Besser gemeinsam: Gemeinschaftliches Gießen unter Wahrung des gebotenen Abstands zum Schutz vor Corona macht nicht nur mehr Spaß, sondern verteilt die Versorgung der Bäume mit ausreichend Wasser auf mehrere Schultern. So können Bäume mit wenig Aufwand in trockenen Phasen gestärkt werden. Vielleicht hilft ein Aushang im Hausflur, in der Nachbarschaft oder ein Post in der Whatsapp-Gruppe dabei, den gemeinsamen Einsatz für die Bäume und ein nettes Miteinander zu verbinden?

„Wir als Wuppertaler wissen es zu schätzen, dass unsere Stadt so schön grün ist. Die Bäume im Straßenraum erfüllen eine wichtige Funktion, wenn es um die Umwelt, um Luftqualität und Lärmschutz geht. Deshalb ist es großartig, wenn uns Bürgerinnen und Bürger dabei unterstützen, die Bäume zu erhalten“, so Oberbürgermeister Andreas Mucke.

Neben dem Wässern sind jedoch auch weitere Maßnahmen nötig, um den Baumbestand langfristig zu sichern. Aus diesem Grund wird schon seit einiger Zeit bei Neupflanzungen darauf geachtet, dass eine Standortverbesserung durchgeführt wird, indem die Durchwurzelungsräume vergrößert und mit speziellem Baumsubstrat verfüllt werden, so dass der Baum bessere Bedingungen vorfindet. Zudem wird, genauso wie im Wald, eine andere, zukunftsfähige Auswahl an Straßenbäumen gepflanzt, die mit den Herausforderungen des Klimawandels besser zurechtkommen.

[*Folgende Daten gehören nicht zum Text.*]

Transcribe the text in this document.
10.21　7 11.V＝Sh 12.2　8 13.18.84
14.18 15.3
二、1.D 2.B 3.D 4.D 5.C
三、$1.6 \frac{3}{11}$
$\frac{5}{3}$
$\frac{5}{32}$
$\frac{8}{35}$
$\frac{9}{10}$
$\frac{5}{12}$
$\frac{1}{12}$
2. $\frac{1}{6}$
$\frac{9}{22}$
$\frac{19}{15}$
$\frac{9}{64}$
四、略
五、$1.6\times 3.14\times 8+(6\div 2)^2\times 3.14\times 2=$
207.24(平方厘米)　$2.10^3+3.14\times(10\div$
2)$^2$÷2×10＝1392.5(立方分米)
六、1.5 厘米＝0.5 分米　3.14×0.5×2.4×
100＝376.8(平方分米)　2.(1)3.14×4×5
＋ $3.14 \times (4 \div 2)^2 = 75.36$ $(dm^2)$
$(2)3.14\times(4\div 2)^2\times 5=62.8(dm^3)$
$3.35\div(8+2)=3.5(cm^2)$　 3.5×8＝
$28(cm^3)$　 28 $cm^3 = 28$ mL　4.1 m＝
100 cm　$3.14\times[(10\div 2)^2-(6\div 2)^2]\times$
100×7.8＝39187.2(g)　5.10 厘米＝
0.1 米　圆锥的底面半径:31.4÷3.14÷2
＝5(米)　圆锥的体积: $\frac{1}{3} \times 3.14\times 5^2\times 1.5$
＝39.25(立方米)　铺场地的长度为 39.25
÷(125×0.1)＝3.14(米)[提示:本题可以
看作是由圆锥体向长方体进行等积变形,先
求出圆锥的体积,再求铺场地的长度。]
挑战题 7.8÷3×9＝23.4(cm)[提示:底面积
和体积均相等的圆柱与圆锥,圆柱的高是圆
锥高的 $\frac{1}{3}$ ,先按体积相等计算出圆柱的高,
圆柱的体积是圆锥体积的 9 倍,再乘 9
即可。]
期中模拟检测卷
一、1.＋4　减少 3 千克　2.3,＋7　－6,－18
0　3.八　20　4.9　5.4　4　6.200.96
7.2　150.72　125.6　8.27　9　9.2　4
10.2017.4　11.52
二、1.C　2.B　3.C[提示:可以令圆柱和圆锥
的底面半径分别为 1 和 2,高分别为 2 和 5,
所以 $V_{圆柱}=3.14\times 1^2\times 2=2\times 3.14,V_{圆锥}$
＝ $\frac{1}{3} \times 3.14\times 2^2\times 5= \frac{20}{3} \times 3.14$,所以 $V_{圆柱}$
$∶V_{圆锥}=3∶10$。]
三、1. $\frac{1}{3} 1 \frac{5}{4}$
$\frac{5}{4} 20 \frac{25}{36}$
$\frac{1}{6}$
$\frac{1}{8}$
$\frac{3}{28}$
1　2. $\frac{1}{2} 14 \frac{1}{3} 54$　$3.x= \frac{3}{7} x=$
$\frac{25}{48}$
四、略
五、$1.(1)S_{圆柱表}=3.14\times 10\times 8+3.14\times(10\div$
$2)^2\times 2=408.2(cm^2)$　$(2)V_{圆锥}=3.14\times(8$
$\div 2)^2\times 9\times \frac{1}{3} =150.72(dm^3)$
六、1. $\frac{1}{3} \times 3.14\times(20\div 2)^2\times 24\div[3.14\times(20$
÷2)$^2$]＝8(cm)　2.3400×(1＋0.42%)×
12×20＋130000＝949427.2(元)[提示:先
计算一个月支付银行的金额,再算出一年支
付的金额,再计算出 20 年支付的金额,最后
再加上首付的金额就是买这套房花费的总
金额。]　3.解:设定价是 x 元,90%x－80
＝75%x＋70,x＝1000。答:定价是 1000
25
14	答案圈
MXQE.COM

„Wir beschäftigen uns aus gutem Grund mit den Folgen des Klimawandels für die Stadt und entwickeln Maßnahmen und Strategien, um die Lebensqualität in unserer Stadt auch in Zukunft zu sichern – auch bei großer Hitze oder Starkregen-Ereignissen. Neben vielen planerischen Stellschrauben spielen hier Bäume eine entscheidende Rolle. Deshalb achten wir besonders auf unseren Baumbestand – sowohl bei den Straßenbäumen als auch in unseren Grünanlagen und Wäldern“, so Umweltdezernent Frank Meyer.